AT length the tyrant stays his iron rod,
At length the iron rod can hurt no more;
The slave soft slumbers 'neath this verdant sod,
And all his years of misery are o'er.
Perchance, his soul was framed of finest mould,
His heart to goodness feelingly aspir'd;
Perchance, strong sense his every word controul'd,
And glow'd his breast with heat seraphic fir'd.
Perchance his deeds bely'd his sable hue,
And every sentiment deserv'd a throne:
But labour hid him from the general view,
And fell oppression mark'd him for her own.
O'er his low grave no tender parents weep,
Nor widow wails his loss, by all forgot;
No friends sincere their holy vigils keep,
Nor infant fingers deck the mournful spot.
Yet, far more honour'd his unsculptur'd tomb,
More sacred far than all the vaulted great;
Unwonted brightness clears his parting gloom,
And Heav'n approving smiles upon his state.
Nor thou with supercilious look deride
This votive strain, or his rough state despise;
How vain thy vaunting, impotent thy pride!
Behold him, thy superior in the skies.
Though learning fled his rude untutor'd mind,
And all the superfluities of art;
Though to his form the graces ne'er inclined,
His were the beauties of the head and heart.
Full oft the primrose courts the hawthorn shade,
And spreads her fragrance on the mean resort;
Full oft the cot receives the peasant's head,
Whose wond'rous merits had adorn'd a court.
Pass but some æras with a rapid flight,
Where then the splendours of this terrine ball?
Sunk in the bosom of oblivion's night;
And death, the ancient chronicler of all.
A genius's life has always something uncommon and different from every other: so Thomas Dermody's brief life (1775-1802) is marked by many extravagances and unfortunate adventures. The period of his lifetime embraces many historical events that changed the face of Europe: the most agitated period of the abolition controversy (1788-1792), the French Revolution (1789) , and the Act of Union between England and Ireland (1801).
The revelation of Dermody's poetical talent began very early, at the age of nine, when he was Classics asistant in the same school ( in Ireland) where his father, an alcoholic, taught.
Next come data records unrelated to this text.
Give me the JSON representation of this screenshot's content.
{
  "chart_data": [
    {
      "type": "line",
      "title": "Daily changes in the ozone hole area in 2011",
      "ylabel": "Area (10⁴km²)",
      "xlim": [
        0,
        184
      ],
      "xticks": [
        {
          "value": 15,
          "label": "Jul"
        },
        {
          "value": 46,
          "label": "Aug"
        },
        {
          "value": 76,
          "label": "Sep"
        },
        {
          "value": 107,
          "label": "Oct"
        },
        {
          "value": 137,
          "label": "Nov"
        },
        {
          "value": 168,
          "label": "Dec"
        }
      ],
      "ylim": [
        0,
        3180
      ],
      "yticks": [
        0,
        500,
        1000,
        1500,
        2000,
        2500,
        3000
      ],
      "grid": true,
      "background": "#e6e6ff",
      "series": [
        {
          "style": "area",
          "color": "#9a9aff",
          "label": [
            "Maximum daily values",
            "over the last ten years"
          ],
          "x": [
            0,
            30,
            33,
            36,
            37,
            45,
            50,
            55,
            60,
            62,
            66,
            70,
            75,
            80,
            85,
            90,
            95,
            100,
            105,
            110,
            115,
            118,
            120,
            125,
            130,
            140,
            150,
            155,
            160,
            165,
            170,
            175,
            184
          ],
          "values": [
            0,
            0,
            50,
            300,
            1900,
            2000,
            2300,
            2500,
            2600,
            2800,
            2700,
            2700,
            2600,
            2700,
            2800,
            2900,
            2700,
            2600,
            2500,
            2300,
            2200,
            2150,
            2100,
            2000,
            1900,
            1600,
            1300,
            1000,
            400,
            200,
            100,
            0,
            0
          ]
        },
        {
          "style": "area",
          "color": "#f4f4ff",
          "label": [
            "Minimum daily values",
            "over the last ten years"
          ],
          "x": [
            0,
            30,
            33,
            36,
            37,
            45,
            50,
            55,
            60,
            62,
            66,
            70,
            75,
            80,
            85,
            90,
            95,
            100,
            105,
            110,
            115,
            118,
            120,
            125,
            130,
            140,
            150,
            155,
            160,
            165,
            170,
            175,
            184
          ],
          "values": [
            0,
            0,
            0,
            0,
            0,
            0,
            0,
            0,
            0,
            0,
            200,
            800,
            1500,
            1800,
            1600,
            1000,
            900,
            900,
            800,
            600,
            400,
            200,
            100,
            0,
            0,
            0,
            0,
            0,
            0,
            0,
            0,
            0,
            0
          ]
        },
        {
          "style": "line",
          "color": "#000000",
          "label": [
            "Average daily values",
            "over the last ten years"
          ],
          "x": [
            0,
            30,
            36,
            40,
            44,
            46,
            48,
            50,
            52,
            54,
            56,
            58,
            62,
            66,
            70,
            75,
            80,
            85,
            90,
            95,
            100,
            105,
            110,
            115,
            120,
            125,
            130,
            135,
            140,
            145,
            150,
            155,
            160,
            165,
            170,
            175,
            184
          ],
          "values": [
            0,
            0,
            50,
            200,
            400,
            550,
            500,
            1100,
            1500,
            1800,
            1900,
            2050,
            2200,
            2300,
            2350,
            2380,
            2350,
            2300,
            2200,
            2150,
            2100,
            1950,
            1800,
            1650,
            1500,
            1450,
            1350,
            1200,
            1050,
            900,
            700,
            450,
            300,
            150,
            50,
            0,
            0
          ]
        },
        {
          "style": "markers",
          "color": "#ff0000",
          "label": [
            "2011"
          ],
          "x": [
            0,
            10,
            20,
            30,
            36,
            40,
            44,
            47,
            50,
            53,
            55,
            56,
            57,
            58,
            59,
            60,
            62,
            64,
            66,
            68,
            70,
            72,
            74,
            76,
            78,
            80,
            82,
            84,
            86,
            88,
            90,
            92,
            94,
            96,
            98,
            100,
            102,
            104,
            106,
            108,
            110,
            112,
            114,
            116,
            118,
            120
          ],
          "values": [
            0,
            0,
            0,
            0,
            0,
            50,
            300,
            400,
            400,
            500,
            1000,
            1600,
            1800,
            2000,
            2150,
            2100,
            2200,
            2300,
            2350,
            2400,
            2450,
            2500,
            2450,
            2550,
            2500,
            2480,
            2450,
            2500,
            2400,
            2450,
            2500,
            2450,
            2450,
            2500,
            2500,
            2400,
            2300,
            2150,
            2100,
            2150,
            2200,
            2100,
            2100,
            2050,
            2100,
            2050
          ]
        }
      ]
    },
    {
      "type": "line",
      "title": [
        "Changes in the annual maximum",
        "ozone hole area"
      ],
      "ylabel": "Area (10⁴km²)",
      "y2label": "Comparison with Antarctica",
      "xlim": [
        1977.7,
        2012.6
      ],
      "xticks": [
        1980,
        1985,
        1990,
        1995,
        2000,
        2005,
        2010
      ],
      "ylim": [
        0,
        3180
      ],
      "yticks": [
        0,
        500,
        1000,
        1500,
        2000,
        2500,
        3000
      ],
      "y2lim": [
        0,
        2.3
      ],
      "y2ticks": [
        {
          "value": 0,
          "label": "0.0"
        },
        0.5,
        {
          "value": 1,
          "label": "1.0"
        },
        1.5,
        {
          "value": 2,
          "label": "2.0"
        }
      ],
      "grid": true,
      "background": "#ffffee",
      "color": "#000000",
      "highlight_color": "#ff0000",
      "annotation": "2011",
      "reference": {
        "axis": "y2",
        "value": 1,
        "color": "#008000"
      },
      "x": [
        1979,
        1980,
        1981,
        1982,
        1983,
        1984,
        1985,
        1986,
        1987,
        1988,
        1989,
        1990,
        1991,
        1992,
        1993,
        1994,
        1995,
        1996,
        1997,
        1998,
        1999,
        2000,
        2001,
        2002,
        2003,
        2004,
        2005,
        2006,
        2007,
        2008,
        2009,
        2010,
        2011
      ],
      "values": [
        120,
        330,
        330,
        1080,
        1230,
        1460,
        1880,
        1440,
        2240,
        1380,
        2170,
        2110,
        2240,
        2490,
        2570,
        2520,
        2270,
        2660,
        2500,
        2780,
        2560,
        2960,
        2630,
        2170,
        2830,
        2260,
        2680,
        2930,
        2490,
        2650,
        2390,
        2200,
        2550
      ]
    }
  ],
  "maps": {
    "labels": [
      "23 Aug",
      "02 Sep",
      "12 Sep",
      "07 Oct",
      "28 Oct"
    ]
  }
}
While still a child the so called "Irish Chatterton" ran away to Dublin where he lived under the protection of several wealthy patrons, each of whom abandoned him in turn. Dermody spent most of his days in debt, walking the streets and intoxicated, a vexation to his patrons. Most disappointed of all, perhaps, was Rev. Austin, who published a collection of Dermody's poems in 1792. In 1793 Dermody exalted the ideals of the French Revolution through his pamphlet The Right of Justice or Rational Liberty. His enlistment in the army at the age of 19 seemed to mark a new turning point in his life. The enlistment brought him to England and gave him the satisfaction of a promotion as a second lieutenant. It also promised him, for the first time, a measure of independence from the yoke of patronage. Dermody, however, turned back to the abuse of alcohol which led in turn back to poverty. He returned to live in the streets where he died as a wretched beggar, ill and drunk, in 1802 at the age of twenty-seven. His memorable last words were:"I am vicious because I like it".
The date of publication of The Harp of Erin (1807), edited by James Grant Raymond, coincides with the approval of the Abolition Act prohibiting the slave trade. "On a Dead Negro" is a very touching anti-slavery poem that denounces the oppression suffered by slaves and compares the different destinies that the "seraphic" and noble soul of the "dead negro" and the "supercilious" soul of his tyrant will meet.The use of the article "a" in the title indicates that the subject of the poem is not a definite person but one "dead negro" like many others, without an identity, as many (beginning with the slave-traders) then believed. Dermody's reproach towards the owner of slaves is very strong: "How vain thy vaunting, impotent thy pride!" (23). Death, the "ancient chronicler of all", finally gives rest to the negro of the title, whose "years of misery are o'er" (4).
Dermody, Thomas "On a Dead Negro", The Harp of Erin, containing the poetical works of the late Thomas Dermody, vol. 2 (London: Richard Phillips, 1807), pp.118-119.